A. Hausser - D'accord, mais alors lequel serait le pire alors, si vous préférez ?
R - "Mais je n'ai pas à dire qui serait le pire. Je pense qu'ils font strictement la même politique. Ce que j'ai souvent dit, c'est que la gauche fasse une politique de gauche, je trouve ça méprisable, parce que la politique de gauche, je la trouve méprisable et dérisoire. "
A. Hausser - Vous la combattez.
R - "Je la combats. "
A. Hausser - Apparemment, tout le monde n'est pas de votre avis.
R - "Mais je la combats de manière très dynamique. Mais la gauche fait une politique de gauche, que la droite fasse une politique de gauche, je trouve que ça relève souvent de la trahison. "

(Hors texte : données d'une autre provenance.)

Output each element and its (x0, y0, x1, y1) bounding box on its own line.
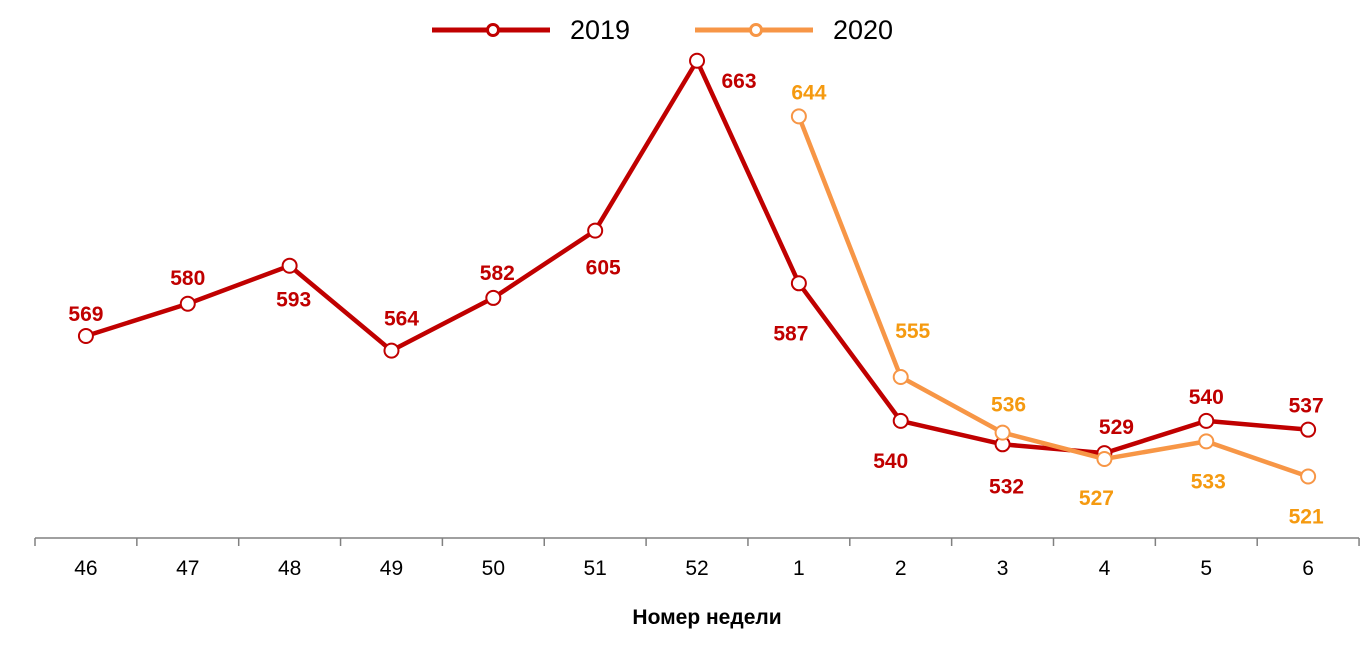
data-label-2019: 663 (722, 70, 757, 93)
data-point-2020 (1198, 433, 1215, 450)
legend-label-2020: 2020 (833, 15, 893, 45)
data-label-2019: 587 (773, 322, 808, 345)
legend-label-2019: 2019 (570, 15, 630, 45)
x-tick-label: 6 (1302, 557, 1314, 580)
data-point-2020 (790, 108, 807, 125)
data-point-2019 (485, 289, 502, 306)
data-label-2019: 529 (1099, 416, 1134, 439)
data-label-2019: 537 (1289, 395, 1324, 418)
data-point-2019 (383, 342, 400, 359)
x-tick-label: 50 (482, 557, 505, 580)
x-tick-label: 2 (895, 557, 907, 580)
series-line-2020 (796, 115, 1309, 479)
data-point-2019 (77, 327, 94, 344)
series-line-2019 (85, 58, 1309, 456)
data-point-2019 (587, 222, 604, 239)
data-label-2019: 580 (170, 267, 205, 290)
x-tick-label: 52 (685, 557, 708, 580)
data-label-2019: 540 (1189, 386, 1224, 409)
data-point-2019 (1198, 412, 1215, 429)
data-label-2020: 533 (1191, 470, 1226, 493)
data-point-2019 (179, 295, 196, 312)
x-tick-label: 48 (278, 557, 301, 580)
data-point-2019 (1300, 421, 1317, 438)
x-tick-label: 47 (176, 557, 199, 580)
data-point-2019 (689, 52, 706, 69)
legend-marker-2019 (486, 23, 500, 37)
data-point-2019 (790, 275, 807, 292)
data-point-2019 (281, 257, 298, 274)
data-label-2020: 521 (1289, 506, 1324, 529)
legend-marker-2020 (749, 23, 763, 37)
x-tick-label: 5 (1200, 557, 1212, 580)
x-tick-label: 1 (793, 557, 805, 580)
data-point-2020 (1096, 450, 1113, 467)
x-tick-label: 49 (380, 557, 403, 580)
x-axis-title: Номер недели (632, 606, 781, 629)
x-tick-label: 4 (1099, 557, 1111, 580)
data-label-2019: 605 (586, 257, 621, 280)
x-tick-label: 46 (74, 557, 97, 580)
data-point-2020 (994, 424, 1011, 441)
x-tick-label: 51 (583, 557, 606, 580)
data-label-2019: 540 (873, 450, 908, 473)
x-tick-label: 3 (997, 557, 1009, 580)
data-label-2020: 536 (991, 394, 1026, 417)
data-label-2019: 564 (384, 308, 419, 331)
data-point-2020 (1300, 468, 1317, 485)
data-label-2019: 593 (276, 289, 311, 312)
data-label-2020: 527 (1079, 487, 1114, 510)
data-label-2019: 569 (68, 303, 103, 326)
data-label-2019: 582 (480, 262, 515, 285)
data-label-2020: 555 (895, 320, 930, 343)
data-label-2020: 644 (791, 81, 826, 104)
data-point-2020 (892, 368, 909, 385)
data-label-2019: 532 (989, 475, 1024, 498)
data-point-2019 (892, 412, 909, 429)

A. Hausser - En 1997, le Front national avait appelé à faire battre un certain nombre de candidat de droite aux législatives. Est-ce que vous allez faire la même chose pour ces régionales ?
R - "Non. En 1998, le Front national a proposé - excusez-moi, je saute une année - je prends 1998, le Front national avait proposé de faire élire dans toute une série de régions, y compris en Ile-de-France puisque c'était possible, un président de droite, ils ont refusé nos voix. "
A. Hausser - C'est cela.
R - "C'est-à-dire qu'ils ont installé les socialo-communistes à la présidence de la région. Alors, aujourd'hui, lorsqu'ils viennent nous parler du vote utile, j'avoue que j'en sourirais si je n'avais pas envie d'en pleurer, parce que ce sont eux qui sont responsables de l'installation de la gauche, ce n'est pas le Front national..."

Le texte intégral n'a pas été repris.